Cruise lines followed the same playbook. Royal Caribbean, Carnival, and Norwegian Cruise Line all posted gains as lower bunker fuel costs improve margins for an industry that burns enormous quantities of diesel. Shipping companies also benefited, with container lines and tanker operators seeing improved fuel economics even as some tanker operators face reduced demand for the circuitous routing that had become necessary to avoid conflict zones.

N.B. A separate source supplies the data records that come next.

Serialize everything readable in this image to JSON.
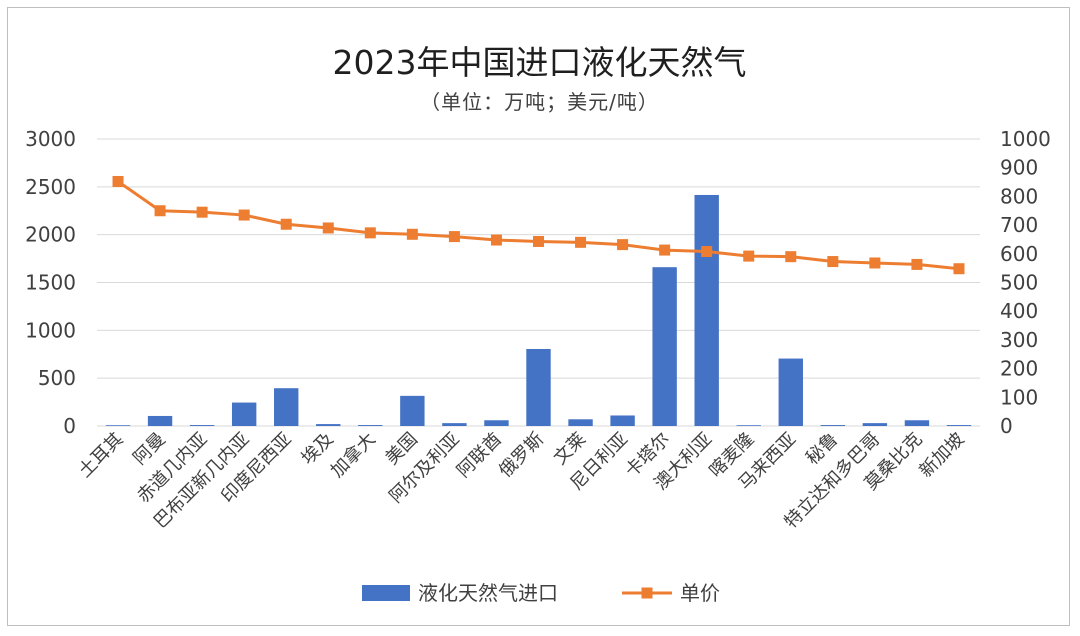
{
  "chart_data": {
    "type": "bar",
    "title": "2023年中国进口液化天然气",
    "subtitle": "（单位：万吨；美元/吨）",
    "categories": [
      "土耳其",
      "阿曼",
      "赤道几内亚",
      "巴布亚新几内亚",
      "印度尼西亚",
      "埃及",
      "加拿大",
      "美国",
      "阿尔及利亚",
      "阿联酋",
      "俄罗斯",
      "文莱",
      "尼日利亚",
      "卡塔尔",
      "澳大利亚",
      "喀麦隆",
      "马来西亚",
      "秘鲁",
      "特立达和多巴哥",
      "莫桑比克",
      "新加坡"
    ],
    "series": [
      {
        "name": "液化天然气进口",
        "type": "bar",
        "axis": "left",
        "color": "#4472c4",
        "values": [
          8,
          105,
          10,
          245,
          395,
          20,
          10,
          315,
          30,
          60,
          805,
          70,
          110,
          1660,
          2415,
          8,
          705,
          10,
          30,
          60,
          10
        ]
      },
      {
        "name": "单价",
        "type": "line",
        "axis": "right",
        "color": "#ed7d31",
        "values": [
          852,
          750,
          745,
          735,
          703,
          690,
          673,
          668,
          660,
          648,
          643,
          640,
          632,
          613,
          608,
          592,
          590,
          573,
          568,
          563,
          548
        ]
      }
    ],
    "y_left": {
      "min": 0,
      "max": 3000,
      "ticks": [
        0,
        500,
        1000,
        1500,
        2000,
        2500,
        3000
      ]
    },
    "y_right": {
      "min": 0,
      "max": 1000,
      "ticks": [
        0,
        100,
        200,
        300,
        400,
        500,
        600,
        700,
        800,
        900,
        1000
      ]
    },
    "grid": true,
    "legend_position": "bottom"
  }
}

Beyond transportation, the downstream effects of lower oil prices ripple into chemicals, plastics, and consumer discretionary. Chemical manufacturers pay less for feedstock. Consumers pay less at the pump, freeing up spending for other categories. The May retail sales report already showed gasoline station sales rising 3.4%, driven by price rather than volume. If prices at the pump fall, that spending could rotate into clothing, dining, and entertainment, categories with higher economic multiplier effects.
The Risk That Nobody Wants to Price
The market is trading the peace deal as a done deal. It is not. The interim agreement is a framework, not a treaty. Implementation details, verification mechanisms, and the political dynamics in both Washington and Tehran could derail the process at any stage. Iran's agreement to reduce support for proxy forces is particularly difficult to verify. Congressional opposition to lifting sanctions could slow the timeline. And the broader geopolitical landscape in the Middle East remains volatile, with multiple actors beyond the US and Iran shaping outcomes.
If the deal collapses, oil prices would snap back above $85, possibly higher, and every point of airline sector gain would reverse. Airlines that have reduced or rolled off fuel hedges in anticipation of lower prices would be particularly exposed. The binary nature of this trade is what makes it compelling and dangerous in equal measure.
For traders, the near-term signal is the Swiss signing on Friday. A successful ceremony likely pushes oil lower and airline stocks higher into next week. A delay or collapse reintroduces the risk premium immediately. Beyond Friday, watch for the first reports of Iranian tankers loading crude for export. That is the physical confirmation that the deal is real, and it is the point at which the oil market moves from pricing expectation to pricing reality. Until then, airline stocks are a leveraged bet on diplomacy.